Besides, on December 1, 2018, X has received arrears of bonus of Rs. 60,000 pertaining to the previous year 2007-08. This amount was not taxed in the previous year 2007-08, as there was a dispute with the management about calculation of bonus. In this case, Rs. 60,000 will be taxable along with Rs. 12,00,000 for the previous year 2018-19.
X can claim relief under section 89 in respect of arrears of bonus of Rs. 60,000 as follows –
|Previous Year 2007-08||Previous Year 2007-08|
|Taxable income without including arrears of bonus||(1)||(2)|
|Tax on above income (including Education Cess)||(A)||20,600||1,79,400|
|Taxable income after including Arrears of Bonus of Rs. 60,000||2,90,000||12,60,000|
|Tax on above income (including Education Cess)||(B)||37,080||1,98,120|
|Difference between (B) and (A) [ i.e. (B)-(A) ]||(C)||16,480||18,720|
- In this case, relief under section 89 will be Rs. 2,240 (i.e., Rs. 18,720 – Rs. 16,480).
- If (C)(2) is less than (C)(1), relief under section 89 is not available.
(B) Where the payment is in the nature of gratuity other than exempt under section 10(10) [Rule 21A(3)]:
Relief is available only if the gratuity is received in respect of past services of the assessee extended over a period of not less than five years. In other words, no relief is admissible if the period of service is less than five years.
The amount of relief is calculated as under:
(a) Where gratuity is paid in respect of past services of fifteen years or more
Step 1 :
Calculate the tax on total income (including gratuity) in the year of receipt of gratuity and calculate the average rate of tax i.e.
[ Total Tax / Total Income x 100 ]
Calculate the tax on gratuity on basis of average rate of tax computed in step 1.
Calculate the tax liability by adding 1/3 of the gratuity to the total income of each of the preceding three years and calculate the average rate of tax for each year separately.
Calculate the average of the three average rates computed in step 3 above and compute the tax on gratuity at that average rate.

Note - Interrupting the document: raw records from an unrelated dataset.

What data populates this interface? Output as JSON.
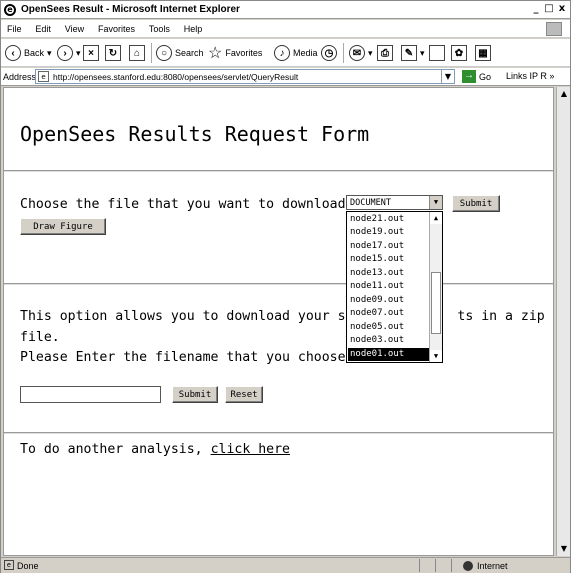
{
  "window": {
    "title": "OpenSees Result - Microsoft Internet Explorer",
    "minimize_glyph": "_",
    "maximize_glyph": "□",
    "close_glyph": "x"
  },
  "menu": [
    "File",
    "Edit",
    "View",
    "Favorites",
    "Tools",
    "Help"
  ],
  "toolbar": {
    "back_label": "Back",
    "search_label": "Search",
    "favorites_label": "Favorites",
    "media_label": "Media"
  },
  "address": {
    "label": "Address",
    "url": "http://opensees.stanford.edu:8080/opensees/servlet/QueryResult",
    "go_label": "Go",
    "links_label": "Links",
    "links_extra": "IP R »"
  },
  "page": {
    "heading": "OpenSees Results Request Form",
    "choose_text": "Choose the file that you want to download:",
    "select_value": "DOCUMENT",
    "submit_label": "Submit",
    "draw_figure_label": "Draw Figure",
    "dropdown_options": [
      "node21.out",
      "node19.out",
      "node17.out",
      "node15.out",
      "node13.out",
      "node11.out",
      "node09.out",
      "node07.out",
      "node05.out",
      "node03.out",
      "node01.out"
    ],
    "selected_option": "node01.out",
    "zip_line1_a": "This option allows you to download your sim",
    "zip_line1_b": "ts in a zip",
    "zip_line2": "file.",
    "enter_filename": "Please Enter the filename that you choose:",
    "filename_value": "",
    "submit2_label": "Submit",
    "reset_label": "Reset",
    "another_text": "To do another analysis,",
    "click_here": "click here"
  },
  "status": {
    "text": "Done",
    "zone": "Internet"
  }
}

The excess, if any, of the tax on gratuity computed at step 2 over step 4 will be the relief admissible under section 89
(b) Where gratuity is paid in respect of past services of 5 years or more but less than 15 years.
The procedure for computation of relief is same except that in step 3 the number of years for calculating average rate of tax shall be taken as 2 instead of 3 and thus 1/2 of the gratuity will be added in the total income of the preceding 2 years instead of 3 years.

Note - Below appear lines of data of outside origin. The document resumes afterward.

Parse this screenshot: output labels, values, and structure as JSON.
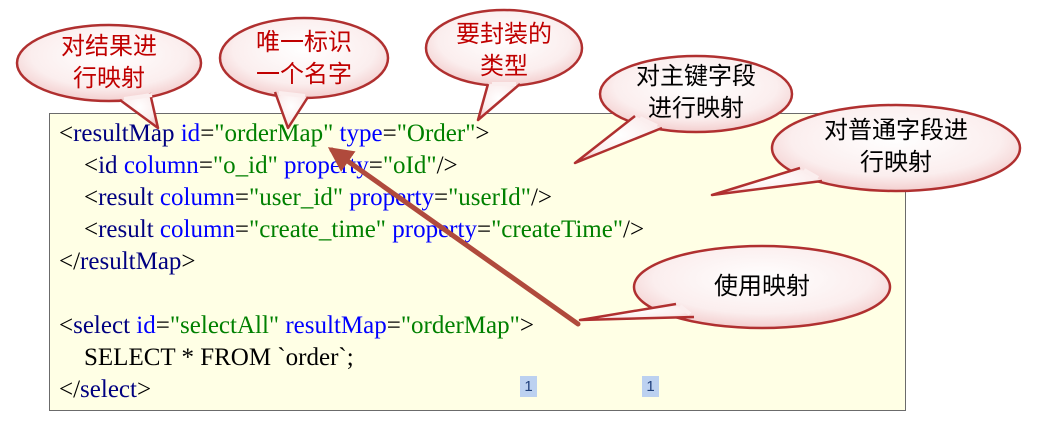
{
  "callouts": [
    {
      "id": "map-result",
      "text": "对结果进\n行映射",
      "color": "#c00000"
    },
    {
      "id": "unique-id",
      "text": "唯一标识\n一个名字",
      "color": "#c00000"
    },
    {
      "id": "wrapped-type",
      "text": "要封装的\n类型",
      "color": "#c00000"
    },
    {
      "id": "primary-key",
      "text": "对主键字段\n进行映射",
      "color": "#000000"
    },
    {
      "id": "normal-field",
      "text": "对普通字段进\n行映射",
      "color": "#000000"
    },
    {
      "id": "use-map",
      "text": "使用映射",
      "color": "#000000"
    }
  ],
  "code": {
    "lines": [
      [
        {
          "t": "punct",
          "v": "<"
        },
        {
          "t": "tag",
          "v": "resultMap "
        },
        {
          "t": "attr",
          "v": "id"
        },
        {
          "t": "punct",
          "v": "="
        },
        {
          "t": "str",
          "v": "\"orderMap\""
        },
        {
          "t": "attr",
          "v": " type"
        },
        {
          "t": "punct",
          "v": "="
        },
        {
          "t": "str",
          "v": "\"Order\""
        },
        {
          "t": "punct",
          "v": ">"
        }
      ],
      [
        {
          "t": "sql",
          "v": "    "
        },
        {
          "t": "punct",
          "v": "<"
        },
        {
          "t": "tag",
          "v": "id "
        },
        {
          "t": "attr",
          "v": "column"
        },
        {
          "t": "punct",
          "v": "="
        },
        {
          "t": "str",
          "v": "\"o_id\""
        },
        {
          "t": "attr",
          "v": " property"
        },
        {
          "t": "punct",
          "v": "="
        },
        {
          "t": "str",
          "v": "\"oId\""
        },
        {
          "t": "punct",
          "v": "/>"
        }
      ],
      [
        {
          "t": "sql",
          "v": "    "
        },
        {
          "t": "punct",
          "v": "<"
        },
        {
          "t": "tag",
          "v": "result "
        },
        {
          "t": "attr",
          "v": "column"
        },
        {
          "t": "punct",
          "v": "="
        },
        {
          "t": "str",
          "v": "\"user_id\""
        },
        {
          "t": "attr",
          "v": " property"
        },
        {
          "t": "punct",
          "v": "="
        },
        {
          "t": "str",
          "v": "\"userId\""
        },
        {
          "t": "punct",
          "v": "/>"
        }
      ],
      [
        {
          "t": "sql",
          "v": "    "
        },
        {
          "t": "punct",
          "v": "<"
        },
        {
          "t": "tag",
          "v": "result "
        },
        {
          "t": "attr",
          "v": "column"
        },
        {
          "t": "punct",
          "v": "="
        },
        {
          "t": "str",
          "v": "\"create_time\""
        },
        {
          "t": "attr",
          "v": " property"
        },
        {
          "t": "punct",
          "v": "="
        },
        {
          "t": "str",
          "v": "\"createTime\""
        },
        {
          "t": "punct",
          "v": "/>"
        }
      ],
      [
        {
          "t": "punct",
          "v": "</"
        },
        {
          "t": "tag",
          "v": "resultMap"
        },
        {
          "t": "punct",
          "v": ">"
        }
      ],
      [],
      [
        {
          "t": "punct",
          "v": "<"
        },
        {
          "t": "tag",
          "v": "select "
        },
        {
          "t": "attr",
          "v": "id"
        },
        {
          "t": "punct",
          "v": "="
        },
        {
          "t": "str",
          "v": "\"selectAll\""
        },
        {
          "t": "attr",
          "v": " resultMap"
        },
        {
          "t": "punct",
          "v": "="
        },
        {
          "t": "str",
          "v": "\"orderMap\""
        },
        {
          "t": "punct",
          "v": ">"
        }
      ],
      [
        {
          "t": "sql",
          "v": "    SELECT * FROM `order`;"
        }
      ],
      [
        {
          "t": "punct",
          "v": "</"
        },
        {
          "t": "tag",
          "v": "select"
        },
        {
          "t": "punct",
          "v": ">"
        }
      ]
    ]
  },
  "markers": [
    "1",
    "1"
  ],
  "colors": {
    "arrow": "#b04a3c",
    "bubble_stroke": "#b03030",
    "code_bg": "#ffffe5"
  }
}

(C) Where the payment is in the nature of taxable compensation received from the employer or former employer at or in connection with the termination of his employment [Rule 21A(4)]:
Relief will be available only if the following conditions are satisfied:
(a) Compensation is received after continuous services of not less than 3 years.
(b) The unexpired portion of the term of employment is also not less than 3 years.
The procedure for calculating the relief is same as given in Case (a), above, i.e. gratuity paid to the employee in respect of services rendered for a period of 15 years or more.
(D) Where payment is for commutation of pension [Rule 21A(5)]
The procedure for calculating the relief is same as given in case (a) of para (B) i.e. gratuity paid to the employee in respect of services rendered for a period of 15 years or more.
(E) Where the payment is of a nature other than given under Rule 21A(2) to 21A(5) discussed above [Rule 21A(6)]
In these cases, the CBDT may, having regard to the circumstances of each case, allow such relief as it deems fit.
Furnishing of particulars for claiming relief under section 89 [Rule 21AA]:
Where the assessee, being a Government servant or an employee in a company, co-operative society, local authority, university, institution, association or body, is entitled to relief under section 89, he may furnish to the person responsible for making the payment referred to in section 192(1) the particulars specified in Form No. 10E. In case of other employees, the application for the grant of relief shall have to made to the Assessing Officer, instead of the employer.